It’s in motion! Participants have signed up, fibre is being spun or yarn has been bought. The Melbourne Fibreshed knitalong has begun. We’ve had our first meet up. We introduced each other to the fibres we’re using and got to talk to Jean Daddo at Pitchingga Ridge alpacas.
Introducing the fibres we’re using
Natasha is drawing fibres from across the state. She has alpaca and corriedale from the Goldfields, Western district and Mornington Peninsula. She’s spinning each fibre in an individual yarn and then plying them together. Fibre tones highlight in unexpected ways when you do this. We compared it to the way genes are inherited.
Other knitters are drawing from Yarra Valley angora rabbit, Spa country Finn wool, Murray wool and Sunraysia Merino. That’s a pretty comprehensive coverage of the state!
I’m using suri alpaca yarn. It comes from an alpaca called ‘Cascade’, who lives at Pitchingga Ridge. She’s a beautiful, calm alpaca with very fine fibre. She’s just birthed her first cria, Octavia. Her yarn was spun at Fibre Naturally. I love the rosy cream colour of the yarn, but Jean tells me it will lighten as I wash it.
Pitchingga Ridge is at Red Hill, which is known for its fine, red soils. Yarn has been processed, but some of the fine red dust remains. The iron pigment is subtly colouring my yarn. I love this idea and am a bit sad it will diminish!
Red Hill is on the Mornington Peninsula, 1.5 hours drive from Melbourne. It is the traditional land of the Burrinyung-bulluk clan, members of the Boonurong clan. On the West the land slopes to relaxed swimming beaches on Port Phillip Bay and views of Melbourne city. Travel to the east and you get to rockier windswept beaches edging Western Port Bay.

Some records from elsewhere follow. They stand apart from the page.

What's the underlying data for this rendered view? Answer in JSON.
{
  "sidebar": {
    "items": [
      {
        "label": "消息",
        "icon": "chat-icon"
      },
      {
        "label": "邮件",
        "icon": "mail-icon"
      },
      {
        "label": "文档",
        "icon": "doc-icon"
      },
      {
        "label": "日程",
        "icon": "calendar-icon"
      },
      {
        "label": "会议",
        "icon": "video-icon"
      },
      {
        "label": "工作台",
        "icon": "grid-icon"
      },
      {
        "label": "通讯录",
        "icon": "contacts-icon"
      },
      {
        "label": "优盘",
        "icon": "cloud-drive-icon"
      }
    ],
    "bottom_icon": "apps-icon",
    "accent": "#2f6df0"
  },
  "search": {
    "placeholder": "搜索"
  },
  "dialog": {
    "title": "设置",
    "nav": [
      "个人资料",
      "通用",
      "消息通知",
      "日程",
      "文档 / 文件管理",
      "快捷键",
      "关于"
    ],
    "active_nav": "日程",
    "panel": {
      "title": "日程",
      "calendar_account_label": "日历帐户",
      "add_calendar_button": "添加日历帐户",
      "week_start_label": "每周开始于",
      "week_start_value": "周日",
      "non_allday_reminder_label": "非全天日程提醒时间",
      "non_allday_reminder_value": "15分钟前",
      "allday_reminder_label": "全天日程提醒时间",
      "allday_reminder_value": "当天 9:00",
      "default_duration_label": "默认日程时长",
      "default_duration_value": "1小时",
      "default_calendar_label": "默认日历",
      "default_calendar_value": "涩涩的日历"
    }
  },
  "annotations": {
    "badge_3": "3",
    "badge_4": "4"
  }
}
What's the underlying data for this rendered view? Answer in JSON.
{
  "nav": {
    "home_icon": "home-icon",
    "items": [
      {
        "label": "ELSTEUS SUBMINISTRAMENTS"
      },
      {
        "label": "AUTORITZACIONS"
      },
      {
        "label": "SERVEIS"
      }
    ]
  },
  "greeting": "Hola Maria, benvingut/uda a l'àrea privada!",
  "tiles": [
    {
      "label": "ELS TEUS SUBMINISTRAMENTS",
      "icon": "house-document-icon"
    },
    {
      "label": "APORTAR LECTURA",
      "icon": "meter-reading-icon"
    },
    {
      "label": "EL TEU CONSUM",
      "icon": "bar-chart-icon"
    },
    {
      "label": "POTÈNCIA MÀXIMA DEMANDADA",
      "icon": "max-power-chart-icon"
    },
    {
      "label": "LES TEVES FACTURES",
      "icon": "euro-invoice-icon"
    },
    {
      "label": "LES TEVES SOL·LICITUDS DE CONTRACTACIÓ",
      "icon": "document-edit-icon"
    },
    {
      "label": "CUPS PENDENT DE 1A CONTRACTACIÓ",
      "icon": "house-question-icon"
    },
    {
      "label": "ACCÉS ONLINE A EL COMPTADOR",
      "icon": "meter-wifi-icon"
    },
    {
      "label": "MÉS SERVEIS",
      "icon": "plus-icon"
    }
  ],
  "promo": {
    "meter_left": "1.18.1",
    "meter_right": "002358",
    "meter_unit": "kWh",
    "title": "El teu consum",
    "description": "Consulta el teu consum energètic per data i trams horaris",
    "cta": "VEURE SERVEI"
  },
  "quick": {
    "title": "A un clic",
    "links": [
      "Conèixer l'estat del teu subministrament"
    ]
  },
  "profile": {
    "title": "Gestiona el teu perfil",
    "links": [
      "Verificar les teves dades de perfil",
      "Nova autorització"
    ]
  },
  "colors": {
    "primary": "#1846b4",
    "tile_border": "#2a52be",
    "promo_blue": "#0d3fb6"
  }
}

Red Hill itself is full of rolling, green hills, farmland and bush. It’s known for its vineyards, orchards and berry farms. There’s a cheese maker and a brewery. Mushroom foragers, mountain bikers and horse riders travel the red dirt pathways. A nearby attraction is Arthur’s Seat.
There’s a mix of permanent residents and holiday homes. I used to come every major holiday in my teenage years, because my grandparents had a property here. My aunt and uncle now run a vineyard nearby.
Our first conversation
I invited Jean Daddo at Pitchingga Ridge to call in to our knitalong meetup. She gave us a farmer’s perspective. Her expertise was a great addition to our conversation and lead us down different paths.
We talked about the different effects hand spinning and milling has on yarn appearance. Jean has handspun and had her alpaca fibre milled. She reflected on how the same fibre can look so different depending on how it was spun.
We learnt something of alpaca genetics and colour predictability. Pitchingga Ridge specialise in black fibres. Jean explained that Australian alpaca genetics only goes back a few decades. Peruvian imports come with no genetic history. This means alpaca breeding for colour is like working in the dark. Colours are difficult to breed for with accuracy, particularly grey.
Then there was the story of a 13 year old boy on the Mornington peninsula who keeps his own alpacas. He’s learning to spin their fibre and has someone lined up to knit him a beanie with it. He has plans to make a business of it. He is learning so much: the economics of animal husbandry, the physics of spinning and the business of selling. What a great education!